No lado das universidades, o grande desafio é a educação, uma vez que o espaço acadêmico tem papel fundamental na construção do pensamento técnico e inovador, mas dificilmente poderá preparar o profissional integralmente. O que significa que a responsabilidade de sair à frente e preparado para o mercado é desse profissional.
Como fazer isso? Investindo em competências não-palpáveis relacionadas à visão de mundo e ao perfil comportamental e interpessoal do indivíduo, conhecidas como soft skills. De forma simplista, o entendimento sobre soft skills parte de duas questões centrais: “O que eu preciso para chegar aonde desejo? O que vai me diferenciar?”.
Isso vale tanto para pessoas quanto para empresas: um líder visa a contratação do melhor candidato para o melhor desempenho da corporação diante da concorrência; enquanto o ingressante precisa atrair para si mesmo o olhar do recrutador, de modo a se destacar entre outros que possuem a mesma formação e se destinam a mesma área de atuação, para conquistar sua posição na empresa.
Da mesma forma, com carência de mão de obra na área tecnológica, o profissional busca empresas que oferecem uma cultura e benefícios que mais o atraem.
Contudo, não se deixe enganar pela denominação suave (do inglês soft).
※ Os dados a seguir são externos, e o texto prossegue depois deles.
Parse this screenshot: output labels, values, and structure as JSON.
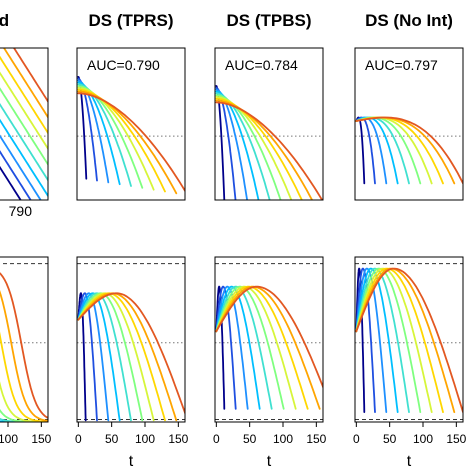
{
  "chart_data": {
    "type": "line",
    "colors": [
      "#00008b",
      "#1f4fe0",
      "#1e90ff",
      "#00bfff",
      "#40e0d0",
      "#7fff7f",
      "#d7f53a",
      "#ffd700",
      "#ffa500",
      "#e25822"
    ],
    "x_ticks": [
      0,
      50,
      100,
      150
    ],
    "xlim": [
      -2,
      160
    ],
    "xlabel": "t",
    "panels": [
      {
        "id": "merged",
        "title": "ged",
        "auc": "790",
        "top_curves": {
          "kind": "linear",
          "start_x": [
            -26,
            -11,
            4,
            19,
            34,
            49,
            64,
            79,
            94,
            109
          ],
          "rate": 0.0069
        },
        "bottom_curves": {
          "kind": "logistic",
          "center": [
            -15,
            0,
            15,
            30,
            45,
            60,
            75,
            90,
            105,
            120
          ],
          "width": 11,
          "peak_height": 0.95
        }
      },
      {
        "id": "tprs",
        "title": "DS (TPRS)",
        "auc": "AUC=0.790",
        "top_curves": {
          "kind": "decay",
          "end_x": [
            12,
            28,
            45,
            62,
            79,
            96,
            113,
            130,
            147,
            164
          ],
          "start_y": 0.81,
          "end_y": 0.14
        },
        "bottom_curves": {
          "kind": "hump",
          "tail_x": [
            11,
            28,
            45,
            62,
            79,
            96,
            113,
            130,
            147,
            164
          ],
          "peak_height": 0.78,
          "base_height": 0.62,
          "tail_y": 0.01
        }
      },
      {
        "id": "tpbs",
        "title": "DS (TPBS)",
        "auc": "AUC=0.784",
        "top_curves": {
          "kind": "decay",
          "end_x": [
            12,
            29,
            47,
            65,
            83,
            101,
            119,
            137,
            155,
            173
          ],
          "start_y": 0.75,
          "end_y": 0.0
        },
        "bottom_curves": {
          "kind": "hump",
          "tail_x": [
            12,
            29,
            47,
            65,
            83,
            101,
            119,
            137,
            155,
            173
          ],
          "peak_height": 0.82,
          "base_height": 0.55,
          "tail_y": 0.08
        }
      },
      {
        "id": "noint",
        "title": "DS (No Int)",
        "auc": "AUC=0.797",
        "top_curves": {
          "kind": "bump",
          "end_x": [
            12,
            28,
            45,
            62,
            79,
            96,
            113,
            130,
            147,
            160
          ],
          "peak_y": 0.57,
          "start_y": 0.52,
          "end_y": 0.08
        },
        "bottom_curves": {
          "kind": "hump",
          "tail_x": [
            12,
            28,
            45,
            62,
            79,
            96,
            113,
            130,
            147,
            160
          ],
          "peak_height": 0.93,
          "base_height": 0.55,
          "tail_y": 0.06
        }
      }
    ]
  }
}
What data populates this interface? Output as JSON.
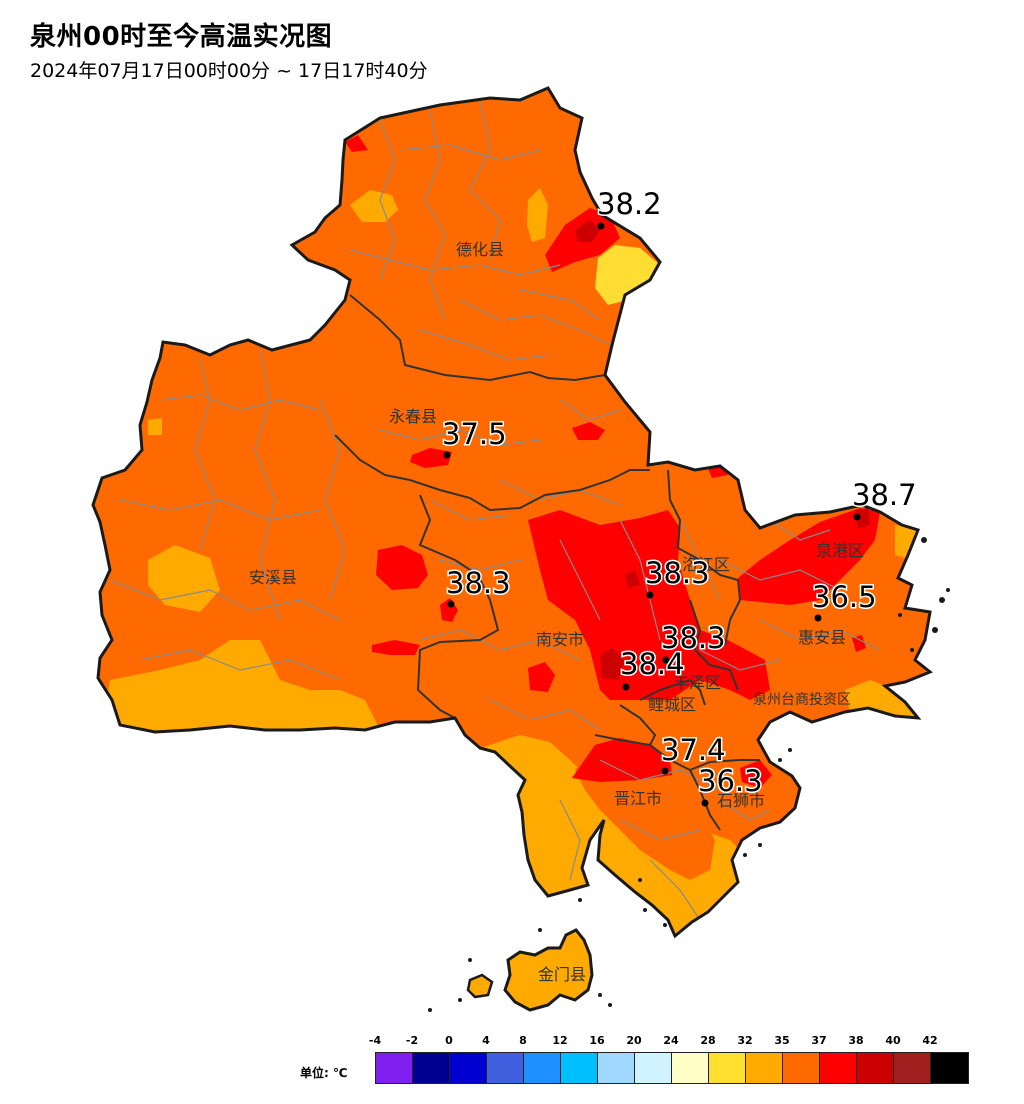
{
  "header": {
    "title": "泉州00时至今高温实况图",
    "subtitle": "2024年07月17日00时00分 ~ 17日17时40分"
  },
  "map": {
    "districts": [
      {
        "name": "德化县"
      },
      {
        "name": "永春县"
      },
      {
        "name": "安溪县"
      },
      {
        "name": "南安市"
      },
      {
        "name": "洛江区"
      },
      {
        "name": "泉港区"
      },
      {
        "name": "惠安县"
      },
      {
        "name": "丰泽区"
      },
      {
        "name": "鲤城区"
      },
      {
        "name": "泉州台商投资区"
      },
      {
        "name": "晋江市"
      },
      {
        "name": "石狮市"
      },
      {
        "name": "金门县"
      }
    ],
    "stations": [
      {
        "value": "38.2"
      },
      {
        "value": "37.5"
      },
      {
        "value": "38.7"
      },
      {
        "value": "38.3"
      },
      {
        "value": "38.3"
      },
      {
        "value": "36.5"
      },
      {
        "value": "38.3"
      },
      {
        "value": "38.4"
      },
      {
        "value": "37.4"
      },
      {
        "value": "36.3"
      }
    ],
    "colors": {
      "base": "#ff6a00",
      "ge35": "#ffaa00",
      "ge32": "#ffdd33",
      "ge38": "#ff0000",
      "ge40": "#cc0000"
    }
  },
  "legend": {
    "unit": "单位: ℃",
    "ticks": [
      "-4",
      "-2",
      "0",
      "4",
      "8",
      "12",
      "16",
      "20",
      "24",
      "28",
      "32",
      "35",
      "37",
      "38",
      "40",
      "42"
    ],
    "colors": [
      "#8020f0",
      "#000090",
      "#0000d0",
      "#4060e0",
      "#1e90ff",
      "#00bfff",
      "#a0d8ff",
      "#d0f4ff",
      "#ffffc8",
      "#ffe030",
      "#ffaa00",
      "#ff6a00",
      "#ff0000",
      "#cc0000",
      "#a02020",
      "#000000"
    ]
  }
}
Essas aptidões resultam de adaptações a longo prazo. O espírito de protagonismo e liderança, a curiosidade e a capacidade de resiliência ditam o sucesso desse processo, inspirando iniciativas de mudança.
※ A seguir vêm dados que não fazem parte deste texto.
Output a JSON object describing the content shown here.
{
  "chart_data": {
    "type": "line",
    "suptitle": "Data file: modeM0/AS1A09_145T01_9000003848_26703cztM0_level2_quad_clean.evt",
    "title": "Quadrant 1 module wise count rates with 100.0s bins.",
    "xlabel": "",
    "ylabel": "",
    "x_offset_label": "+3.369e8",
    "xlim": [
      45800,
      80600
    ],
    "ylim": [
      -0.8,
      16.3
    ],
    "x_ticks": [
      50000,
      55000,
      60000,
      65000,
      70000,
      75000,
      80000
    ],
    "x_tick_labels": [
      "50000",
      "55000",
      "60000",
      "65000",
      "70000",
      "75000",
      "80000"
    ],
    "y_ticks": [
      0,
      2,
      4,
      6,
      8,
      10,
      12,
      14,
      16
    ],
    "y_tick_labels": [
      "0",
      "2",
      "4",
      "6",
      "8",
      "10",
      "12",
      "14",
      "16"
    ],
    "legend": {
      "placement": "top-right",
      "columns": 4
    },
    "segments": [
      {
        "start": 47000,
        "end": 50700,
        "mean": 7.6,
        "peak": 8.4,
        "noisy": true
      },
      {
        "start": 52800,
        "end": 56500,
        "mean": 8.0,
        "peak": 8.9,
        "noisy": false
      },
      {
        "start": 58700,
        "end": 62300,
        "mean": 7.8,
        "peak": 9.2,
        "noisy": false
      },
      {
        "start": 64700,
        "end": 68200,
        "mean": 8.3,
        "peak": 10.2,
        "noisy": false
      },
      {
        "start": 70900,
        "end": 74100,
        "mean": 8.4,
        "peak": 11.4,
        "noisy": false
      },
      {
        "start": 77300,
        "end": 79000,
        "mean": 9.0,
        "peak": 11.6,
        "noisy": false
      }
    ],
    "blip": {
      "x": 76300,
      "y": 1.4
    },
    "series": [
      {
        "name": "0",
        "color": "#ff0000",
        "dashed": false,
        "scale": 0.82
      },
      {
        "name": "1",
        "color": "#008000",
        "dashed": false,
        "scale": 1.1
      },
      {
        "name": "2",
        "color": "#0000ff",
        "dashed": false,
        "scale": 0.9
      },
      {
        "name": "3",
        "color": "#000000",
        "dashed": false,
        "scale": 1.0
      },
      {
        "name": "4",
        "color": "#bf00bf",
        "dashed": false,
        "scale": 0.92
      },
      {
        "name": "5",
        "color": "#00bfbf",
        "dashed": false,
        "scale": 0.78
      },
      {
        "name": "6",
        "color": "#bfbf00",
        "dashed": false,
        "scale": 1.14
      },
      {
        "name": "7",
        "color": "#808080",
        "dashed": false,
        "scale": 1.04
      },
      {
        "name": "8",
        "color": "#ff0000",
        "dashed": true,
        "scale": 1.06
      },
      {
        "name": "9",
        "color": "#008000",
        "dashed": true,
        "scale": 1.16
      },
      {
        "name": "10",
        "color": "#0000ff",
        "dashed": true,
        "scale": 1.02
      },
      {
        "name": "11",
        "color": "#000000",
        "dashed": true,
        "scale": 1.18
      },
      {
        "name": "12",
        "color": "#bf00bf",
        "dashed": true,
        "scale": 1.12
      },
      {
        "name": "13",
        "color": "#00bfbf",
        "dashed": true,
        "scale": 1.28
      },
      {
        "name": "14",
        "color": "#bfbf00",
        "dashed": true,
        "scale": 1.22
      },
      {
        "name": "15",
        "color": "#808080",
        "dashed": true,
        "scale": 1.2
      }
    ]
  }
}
A transformação geracional pode ser vista ainda na flexibilidade almejada pelos profissionais e um exemplo claro disso é o formato remoto ou híbrido de trabalho. Sem a obrigatoriedade de deslocamento cinco ou seis vezes por semana, a viabilidade de dedicação para os valores da vida pessoal é ampliada, tornando-se mais atraente.
Para o futuro, muitas novidades devem surgir. A tendência que se projeta é que o número de pessoas que buscam desenvolver outros projetos em paralelo a um trabalho efetivo ou atuar com prestação de serviços para mais de um contratante aumente. Isso porque o vínculo entre empresa e empregado tem sido reduzido gradativamente.
A descentralização tem se mostrado financeiramente viável para ambos, ainda que mais presente no setor privado do que no público, que tem regulações um pouco mais limitantes para a aquisição de produtos e serviços por terceiros. O que se espera nesse caminho é a adoção da Engenharia como ideal de desenvolvimento pessoal, não apenas técnico, mas cultural também.
Ou seja, a evolução dos próprios profissionais em verdadeiros agentes de toda essa transformação.
(*) – É Engenheiro Mecânico e gerente da área de Gestão de Pessoas do Conselho Regional de Engenharia e Agronomia de São Paulo (Crea-SP).